“Feelable” touchscreens revisited

Tactus have gotten quite a lot of attention recently after demonstrating their new touchscreen technology (pictured above; image source). Their “Tactile Layer” technology raises bubbles on the touchscreen, creating, essentially, physical objects on the touchscreen. I suppose I’ve taken quite an interest in this since it’s similar to something I wrote about 6 months ago: feelable touchscreens.

Here are two amazing and innovative technologies, each taking a different approach towards creating tactile sensations from a touchscreen. Senseg use small electric currents to stimulate the skin, creating edges and feelings of texture, while Tactus actually create something physical.

To the best of my understanding, Tactus’ technology allows bubbles (I’m reluctant to call them buttons; who knows what else interaction designers could do with this!) in pre-determined locations, configured during manufacture. Different configurations are possible, apparently, but from what I’ve read it seems that these are decided at manufacture. Whilst this allows some fundamental improvements to the touchscreen experience (e.g. providing a configuration for a keyboard), it lacks some flexibility as manufacture determines where bubbles can be used.

Senseg’s tech, however, is more flexible and appears to be truly dynamic; application developers can control the precise location where feelings can be experienced rather than this being decided during manufacture.

Having dabbled with Microsoft Surface over the past year I’m pleased to see that both of these technologies apparently scale well to larger displays. Interactive tabletops suffer from the same loss of tactile feedback that touchscreen mobile devices do although this is perhaps less apparent on a large scale device where widgets aren’t crammed into such a small space.

I don’t think it’s fair to ask which of these technologies is better, because they can’t fairly be compared.
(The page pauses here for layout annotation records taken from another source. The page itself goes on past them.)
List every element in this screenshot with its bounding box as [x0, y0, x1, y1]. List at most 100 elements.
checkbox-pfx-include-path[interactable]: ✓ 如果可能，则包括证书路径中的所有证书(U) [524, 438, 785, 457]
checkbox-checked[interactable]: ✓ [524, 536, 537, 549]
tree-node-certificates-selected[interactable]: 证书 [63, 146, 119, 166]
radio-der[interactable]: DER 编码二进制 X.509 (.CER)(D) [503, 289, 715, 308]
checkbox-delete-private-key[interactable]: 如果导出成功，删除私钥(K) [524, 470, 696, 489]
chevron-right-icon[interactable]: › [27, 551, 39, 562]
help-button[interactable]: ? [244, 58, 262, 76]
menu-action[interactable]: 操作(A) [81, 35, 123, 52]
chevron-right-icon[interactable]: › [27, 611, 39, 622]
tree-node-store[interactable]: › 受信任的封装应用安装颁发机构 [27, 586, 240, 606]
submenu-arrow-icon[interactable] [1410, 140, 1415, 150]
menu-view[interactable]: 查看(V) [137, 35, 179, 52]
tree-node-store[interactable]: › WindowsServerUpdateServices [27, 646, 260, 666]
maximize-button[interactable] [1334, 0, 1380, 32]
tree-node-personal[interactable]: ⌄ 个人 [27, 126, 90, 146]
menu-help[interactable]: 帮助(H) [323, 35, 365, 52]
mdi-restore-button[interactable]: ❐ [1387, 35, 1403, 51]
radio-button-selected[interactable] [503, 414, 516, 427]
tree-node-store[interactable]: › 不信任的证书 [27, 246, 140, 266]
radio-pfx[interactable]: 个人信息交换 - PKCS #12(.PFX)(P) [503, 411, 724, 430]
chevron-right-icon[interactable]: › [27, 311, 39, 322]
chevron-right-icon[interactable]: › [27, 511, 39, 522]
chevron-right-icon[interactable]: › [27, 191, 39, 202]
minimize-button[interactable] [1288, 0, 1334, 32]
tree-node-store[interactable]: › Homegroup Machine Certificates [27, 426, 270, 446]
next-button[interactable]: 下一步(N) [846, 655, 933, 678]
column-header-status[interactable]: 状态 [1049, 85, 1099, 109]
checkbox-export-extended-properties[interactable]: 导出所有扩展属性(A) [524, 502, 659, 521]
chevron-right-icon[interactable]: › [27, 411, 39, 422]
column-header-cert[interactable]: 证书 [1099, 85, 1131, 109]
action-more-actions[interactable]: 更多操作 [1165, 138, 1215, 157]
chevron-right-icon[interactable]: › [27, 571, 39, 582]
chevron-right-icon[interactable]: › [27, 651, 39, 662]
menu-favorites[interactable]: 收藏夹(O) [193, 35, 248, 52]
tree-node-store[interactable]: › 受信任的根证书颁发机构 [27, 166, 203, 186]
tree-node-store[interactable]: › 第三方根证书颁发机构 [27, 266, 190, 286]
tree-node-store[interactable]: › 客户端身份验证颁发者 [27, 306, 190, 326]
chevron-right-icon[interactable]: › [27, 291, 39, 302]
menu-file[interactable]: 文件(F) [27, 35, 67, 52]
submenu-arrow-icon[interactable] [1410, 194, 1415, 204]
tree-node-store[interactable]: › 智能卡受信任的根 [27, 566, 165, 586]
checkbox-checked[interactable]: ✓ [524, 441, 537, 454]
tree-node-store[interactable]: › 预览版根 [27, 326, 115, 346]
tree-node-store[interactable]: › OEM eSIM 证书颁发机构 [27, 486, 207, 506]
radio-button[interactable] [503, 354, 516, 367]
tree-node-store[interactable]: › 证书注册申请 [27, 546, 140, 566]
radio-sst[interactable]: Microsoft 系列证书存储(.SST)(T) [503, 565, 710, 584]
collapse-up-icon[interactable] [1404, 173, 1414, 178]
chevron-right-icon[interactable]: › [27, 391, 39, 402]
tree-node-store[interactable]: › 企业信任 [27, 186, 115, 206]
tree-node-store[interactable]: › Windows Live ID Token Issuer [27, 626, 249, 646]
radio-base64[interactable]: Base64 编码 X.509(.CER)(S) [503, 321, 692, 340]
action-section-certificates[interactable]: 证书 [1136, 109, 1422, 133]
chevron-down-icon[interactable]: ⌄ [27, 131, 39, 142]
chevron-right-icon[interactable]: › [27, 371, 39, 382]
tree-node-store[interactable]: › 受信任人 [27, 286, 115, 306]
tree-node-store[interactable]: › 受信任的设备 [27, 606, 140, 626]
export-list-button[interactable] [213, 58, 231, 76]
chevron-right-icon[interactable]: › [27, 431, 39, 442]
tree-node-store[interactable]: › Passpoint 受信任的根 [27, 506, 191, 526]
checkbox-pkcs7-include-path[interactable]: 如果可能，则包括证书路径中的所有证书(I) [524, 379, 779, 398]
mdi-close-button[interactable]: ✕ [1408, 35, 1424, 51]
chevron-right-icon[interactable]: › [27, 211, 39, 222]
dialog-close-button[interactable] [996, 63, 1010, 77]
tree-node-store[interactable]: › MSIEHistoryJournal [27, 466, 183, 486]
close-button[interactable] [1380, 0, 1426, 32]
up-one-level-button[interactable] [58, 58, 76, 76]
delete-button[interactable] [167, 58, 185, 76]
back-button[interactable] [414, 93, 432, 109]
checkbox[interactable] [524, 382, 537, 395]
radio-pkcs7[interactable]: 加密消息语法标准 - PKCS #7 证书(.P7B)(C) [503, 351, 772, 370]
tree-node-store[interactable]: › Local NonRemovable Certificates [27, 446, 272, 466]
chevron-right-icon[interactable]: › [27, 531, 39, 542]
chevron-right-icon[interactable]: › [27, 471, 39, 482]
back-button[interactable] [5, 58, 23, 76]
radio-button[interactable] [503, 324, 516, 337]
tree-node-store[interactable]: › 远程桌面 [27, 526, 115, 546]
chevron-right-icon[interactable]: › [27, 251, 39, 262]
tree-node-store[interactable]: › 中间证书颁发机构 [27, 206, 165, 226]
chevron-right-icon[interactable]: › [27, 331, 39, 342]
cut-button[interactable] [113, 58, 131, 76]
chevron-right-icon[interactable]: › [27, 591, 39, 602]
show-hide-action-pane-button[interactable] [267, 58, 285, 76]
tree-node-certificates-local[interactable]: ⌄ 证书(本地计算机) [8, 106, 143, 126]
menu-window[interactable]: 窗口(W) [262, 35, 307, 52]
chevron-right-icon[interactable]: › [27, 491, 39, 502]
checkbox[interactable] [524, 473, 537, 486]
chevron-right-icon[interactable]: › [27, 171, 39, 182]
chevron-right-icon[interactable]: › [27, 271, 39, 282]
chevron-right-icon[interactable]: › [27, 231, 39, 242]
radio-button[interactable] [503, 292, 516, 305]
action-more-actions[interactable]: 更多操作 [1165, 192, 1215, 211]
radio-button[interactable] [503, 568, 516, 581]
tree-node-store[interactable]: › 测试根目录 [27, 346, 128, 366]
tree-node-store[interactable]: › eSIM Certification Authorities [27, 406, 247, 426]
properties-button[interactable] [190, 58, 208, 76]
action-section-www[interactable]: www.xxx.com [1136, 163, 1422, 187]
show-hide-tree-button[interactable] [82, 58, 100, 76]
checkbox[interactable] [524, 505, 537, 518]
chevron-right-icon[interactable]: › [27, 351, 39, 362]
Although the flexibility of Senseg vs the physical tactility of Tactus is an interesting comparison, I feel that a better question is could these concepts be somehow combined? Imagine a touchscreen which offers complete configuration flexibility, a richer tactile experience like Senseg claim to offer (e.g. feeling texture, not just the presence of something) and the benefits of feeling something physical on the touchscreen. Now that would be awesome.